La tombe d’Augustin Cabot, mort pour la France.

Dans d’autres familles allemandes, Verdun est une blessure qui ne s’est pas refermée. Peter Sauter, 64 ans, a fait plus d’une fois le voyage au bout de la nuit. Durant toute son enfance, il a entendu son père pousser des hurlements dans son sommeil. Pour cet ancien combattant de 14-18 né en 1894, la guerre était un tabou. Sa femme, de vingt-deux ans sa cadette, veillait à ce que les cinq enfants ne posent aucune question. Par sa s’ur, Peter Sauter apprit que son père avait combattu en France. « Quand j’étais gamin, je disais à mon père : Raconte-moi quelque chose de la guerre.’ Dès lors, son regard était loin. L’atmosphère devenait glaciale. Ça m’effrayait. »

Le docteur Alfred Bauer, grand-père de Peter Lex.

« Je me suis assis et puis j’ai pleuré »

Un jour en l’absence de sa mère, son père finit par lui raconter comment il fut percuté par des éclats d’obus pendant la grande offensive française à Douaumont en octobre 1916. « Son dos était déchiré, son ventre ouvert, ses boyaux sortaient. Il m’a dit : J’ai pris mon pantalon, une main devant, l’autre derrière, j’ai tout mis dedans pour ne rien perdre. Derrière moi, il y avait un poste sanitaire souterrain. Devant moi, plus loin, un poste de secours. J’ai bien fait de ne pas aller dans le poste souterrain parce qu’ils ont tous péri dans les gaz.’ »

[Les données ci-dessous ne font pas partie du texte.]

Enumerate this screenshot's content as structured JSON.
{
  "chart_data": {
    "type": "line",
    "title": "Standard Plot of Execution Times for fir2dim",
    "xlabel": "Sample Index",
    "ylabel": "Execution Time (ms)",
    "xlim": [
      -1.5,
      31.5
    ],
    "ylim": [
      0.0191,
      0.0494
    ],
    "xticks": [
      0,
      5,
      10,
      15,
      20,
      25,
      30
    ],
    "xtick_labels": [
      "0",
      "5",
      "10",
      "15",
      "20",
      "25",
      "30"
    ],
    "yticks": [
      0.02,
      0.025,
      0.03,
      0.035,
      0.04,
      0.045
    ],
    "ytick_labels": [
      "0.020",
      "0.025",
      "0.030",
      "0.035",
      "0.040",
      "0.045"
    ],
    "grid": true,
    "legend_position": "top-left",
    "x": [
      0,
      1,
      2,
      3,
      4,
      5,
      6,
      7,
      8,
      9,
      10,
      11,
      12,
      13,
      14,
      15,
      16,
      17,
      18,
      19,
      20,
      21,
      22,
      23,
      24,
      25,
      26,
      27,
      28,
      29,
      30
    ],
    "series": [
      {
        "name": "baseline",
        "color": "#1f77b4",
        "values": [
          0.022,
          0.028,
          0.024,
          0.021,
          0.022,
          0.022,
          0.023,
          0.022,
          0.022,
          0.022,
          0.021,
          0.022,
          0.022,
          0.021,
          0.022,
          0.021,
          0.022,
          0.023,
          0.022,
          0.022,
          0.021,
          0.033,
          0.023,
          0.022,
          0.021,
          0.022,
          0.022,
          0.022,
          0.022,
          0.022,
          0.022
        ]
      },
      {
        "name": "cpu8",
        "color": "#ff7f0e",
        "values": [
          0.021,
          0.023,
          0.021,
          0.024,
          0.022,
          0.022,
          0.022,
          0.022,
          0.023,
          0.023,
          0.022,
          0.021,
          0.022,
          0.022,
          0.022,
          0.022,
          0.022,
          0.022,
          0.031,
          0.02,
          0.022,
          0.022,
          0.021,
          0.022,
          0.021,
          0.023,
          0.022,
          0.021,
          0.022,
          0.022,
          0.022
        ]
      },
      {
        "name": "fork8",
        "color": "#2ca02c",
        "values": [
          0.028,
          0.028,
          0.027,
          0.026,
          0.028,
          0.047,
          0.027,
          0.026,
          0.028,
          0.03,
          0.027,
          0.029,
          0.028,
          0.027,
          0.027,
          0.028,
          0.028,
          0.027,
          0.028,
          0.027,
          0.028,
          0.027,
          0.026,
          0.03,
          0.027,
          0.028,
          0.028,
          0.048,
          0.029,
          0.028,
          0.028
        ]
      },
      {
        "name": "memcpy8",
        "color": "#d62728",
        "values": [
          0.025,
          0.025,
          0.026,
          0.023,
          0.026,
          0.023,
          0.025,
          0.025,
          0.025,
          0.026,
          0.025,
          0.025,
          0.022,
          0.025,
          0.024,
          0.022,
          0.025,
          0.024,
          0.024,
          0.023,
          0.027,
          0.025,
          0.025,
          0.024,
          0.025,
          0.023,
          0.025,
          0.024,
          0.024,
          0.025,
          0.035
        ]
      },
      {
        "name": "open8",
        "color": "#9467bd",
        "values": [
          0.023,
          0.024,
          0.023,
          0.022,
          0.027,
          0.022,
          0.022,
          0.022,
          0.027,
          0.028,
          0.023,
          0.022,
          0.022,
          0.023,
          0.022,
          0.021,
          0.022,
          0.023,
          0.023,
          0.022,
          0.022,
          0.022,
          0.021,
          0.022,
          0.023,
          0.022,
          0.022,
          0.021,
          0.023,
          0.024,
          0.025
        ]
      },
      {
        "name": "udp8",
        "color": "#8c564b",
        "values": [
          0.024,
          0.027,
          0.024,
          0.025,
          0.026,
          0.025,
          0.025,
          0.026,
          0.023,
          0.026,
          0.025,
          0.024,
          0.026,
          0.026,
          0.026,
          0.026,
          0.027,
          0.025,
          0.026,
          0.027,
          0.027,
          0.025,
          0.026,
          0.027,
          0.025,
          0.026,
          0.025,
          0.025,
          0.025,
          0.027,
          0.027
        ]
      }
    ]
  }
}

Ce sera l’une de ses rares confessions. « Peu avant sa mort, je l’ai vu brûler tous ses papiers. Je lui en veux parce qu’il n’a rien laissé. Pendant des décennies, j’ai cherché, je n’ai rien trouvé. » En 2009, cet enseignant, qui vit en Suisse, tente une expédition de la dernière chance. Il s’enferme trois jours au centre de documentation du Mémorial de Verdun, lit tout ce qui lui passe par la main. En vain. La directrice lui conseille de se rendre aux archives de Stuttgart dans le Bade-Wurtemberg, Etat-région où fut incorporé son père.

Peter Sauter et son père dans les rues d’Egesheim dans le Bade-Wurtemberg à la fin des années 1950.

« Là-bas, j’ai pu reconstituer son périple, mais les indications en allemand ne permettaient pas d’identifier tous les lieux où il était passé », certifie-t-il. Il fait alors appel à Pierre Lenhard, guide franco-allemand des champs de bataille, lequel parvient à localiser le bois Fumin, l’endroit où fut blessé son père. « La première fois que j’y suis allé, j’étais comme paralysé. Je regardais parterre. Il y avait des barbelés, des obus, des gourdes, des brodequins. Je me suis dit : Je marche sur des morts, peut-être sur le sang de mon père.’ Je me suis assis et puis j’ai pleuré. »

Depuis, il y a amené toute sa famille : ses fils, ses frères, ses nièces, ses neveux. En 2015, il a fait la connaissance devant le fort de Douaumont de Jean-François Cante, fils de poilu. « Mon père a toujours eu peur de Verdun, assure Peter Sauter. Au fond, je sais que la guerre, c’était pas son truc, ni celui des autres d’ailleurs. J’ai voulu à sa place terminer symboliquement la guerre des poilus et des feldgrauen. Mon désir était de rencontrer un fils de combattant français d’égal à égal pour une bonne poignée de main. Maintenant, on marche ensemble. »

Photo du père de Peter Sauter prise en Alsace avant que son unité ait été transférée à Verdun en septembre 1916.